Gostaria de possuir maior eloqüência e cultura para que melhor pudesse homenagear o grande Miguel Reale, não o fundador do Instituto Brasileiro de Filosofia e da Revista Brasileira de Filosofia, criador da Teoria Tridimensional do Direito e principal mentor do Código Civil de 2002 – que com justiça deveria ser chamado de Código Reale, da mesma forma que o Código de 1916 é chamado de Código Bevilácqua – mas sim o jovem idealista e ex-marxista que, saído das trincheiras da Revolução de 1932, ingressou nas fileiras da Ação Integralista Brasileira.
Nasce Reale em 1910, na legendária cidadezinha serrana de São Bento do Sapucaí, que, localizada na divisa entre São Paulo e Minas Gerais, foi chamada de “Meca do Integralismo” por ter sido o berço do Chefe Plínio Salgado, fundador daquele glorioso movimento patriótico, nacionalista, espiritualista e democrático, e do próprio Miguel Reale, que foi Secretário Nacional de Doutrina da AIB.
Em sua obra “O Estado Moderno”, publicada no ano de 1934, Reale reclama uma concepção do Estado que constitua uma integração de ser e de dever ser, de realidade natural e de valor, e, afim de dar ao Integralismo os fundamentos jurídico-institucionais que a este movimento faltavam, esclarece o sentido da Democracia Integral.
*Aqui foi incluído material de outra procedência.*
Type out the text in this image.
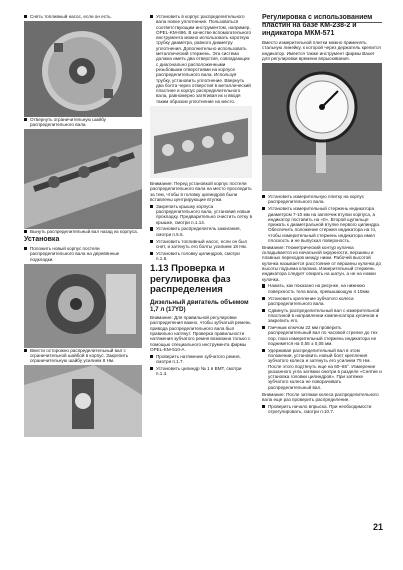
Снять топливный насос, если он есть.

Отвернуть ограничительную шайбу распределительного вала.

Вынуть распределительный вал назад из корпуса.

Установка

Положить новый корпус постели распределительного вала на деревянные подкладки.

Ввести осторожно распределительный вал с ограничительной шайбой в корпус. Закрепить ограничительную шайбу усилием 8 Нм.

Установить в корпус распределительного вала новое уплотнение. Пользоваться соответствующим инструментом, например, OPEL-KM-696. В качестве вспомогательного инструмента можно использовать короткую трубку диаметра, равного диаметру уплотнения. Дополнительно использовать металлический стержень. Эта система должна иметь два отверстия, совпадающих с диагонально расположенными резьбовыми отверстиями на корпусе распределительного вала. Используя трубку, установить уплотнение. Ввернуть два болта через отверстия в металлический пластине и корпус распределительного вала, равномерно затягивая их и вводя таким образом уплотнение на место.

Внимание: Перед установкой корпус постели распределительного вала на место проследить за тем, чтобы в головку цилиндров были вставлены центрирующие втулки.

Закрепить крышку корпуса распределительного вала, установив новые прокладку. Предварительно очистить сетку в крышке, смотри п.1.14.

Установить распределитель зажигания, смотри п.5.5.

Установить топливный насос, если он был снят, и затянуть его болты усилием 18 Нм.

Установить головку цилиндров, смотри п.1.8.

1.13 Проверка и регулировка фаз распределения
Дизельный двигатель объемом 1,7 л (17YD)

Внимание: Для правильной регулировки распределения важно, чтобы зубчатый ремень привода распределительного вала был правильно натянут. Проверка правильности натяжения зубчатого ремня возможна только с помощью специального инструмента фирмы OPEL-KM-510-A.

Проверить натяжение зубчатого ремня, смотри п.1.7.

Установить цилиндр № 1 в ВМТ, смотри п.1.4.

Регулировка с использованием пластин на базе КМ-238-2 и индикатора МКМ-571

Вместо измерительной плитки можно применять стальную линейку, к которой через держатель крепится индикатор. Имеется также инструмент фирмы Bauer для регулировки времени впрыскивания.

Установить измерительную плитку на корпус распределительного вала.

Установить измерительный стержень индикатора диаметром 7-10 мм на заплечик втулки корпуса, а индикатор поставить на «0». Второй щупальце прижать к диаметральной втулке первого цилиндра. Обеспечить положение стержня индикатора на то, чтобы измерительный стержень индикатора имел плоскость и не выпускал поверхность.

Внимание: Геометрический контур кулачка складывается из начальной окружности, вершины и плавных переходов между ними. Рабочей высотой кулачка называется расстояние от вершины кулачка до высоты подъема клапана. Измерительный стержень индикатора следует опирать на шатун, а не на ножки кулачка.

Нажать, как показано на рисунке, на нижнюю поверхность тела вала, превышающую 4 10мм.

Установить крепление зубчатого колеса распределительного вала.

Сдвинуть распределительный вал с измерительной пластиной в направлении компенсатора кулачков и закрепить его.

Гаечным ключом 22 мм проверить распределительный вал по часовой стрелке до тех пор, пока измерительный стержень индикатора не поднимется на 0,55 ± 0,05 мм.

Удерживая распределительный вал в этом положении, установить новый болт крепления зубчатого колеса и затянуть его усилием 75 Нм. После этого подтянуть еще на 60–65°. Измерение указанного угла затяжки смотри в разделе «Снятие и установка головки цилиндров». При затяжке зубчатого колеса не поворачивать распределительный вал.

Внимание: После затяжки колеса распределительного вала еще раз проверить распределение.

Проверить начало впрыска. При необходимости отрегулировать, смотри п.10.7.

21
Neste livro encontramos a repulsa à compreensão unilateral dos fatos sociais, compreensão esta tão característica de doutrinas como o liberalismo e o marxismo, e a conceituação do Estado Moderno como o Estado Ético, avesso tanto ao individualismo quanto ao totalitarismo.
“O Estado Moderno” recebe crítica favorável de grandes homens de cultura, como Tasso da Silveira, Plínio Barreto, Otávio Tarquínio de Souza e o português Malheiro Dias, e tem, como sua natural continuação, conforme considera Reale, a obra “O Capitalismo Internacional”, publicada em 1935. Neste estudo Reale analisa, com base nos pensamentos de Karl Marx, Arturo Labriola, Werner Sombart, Max Weber e outros, as origens do sistema capitalista e ataca o abusivo capitalismo de trustes e cartéis, onde meia dúzia de argentários, de aves de rapina, se banqueteia à custa da exploração de milhões e milhões de pessoas. Defende Reale a propriedade legítima contra o seu açambarcamento pelos monopólios, monopólios dos quais nós, povos semi-coloniais do Hemisfério Sul, sempre fomos as maiores vítimas.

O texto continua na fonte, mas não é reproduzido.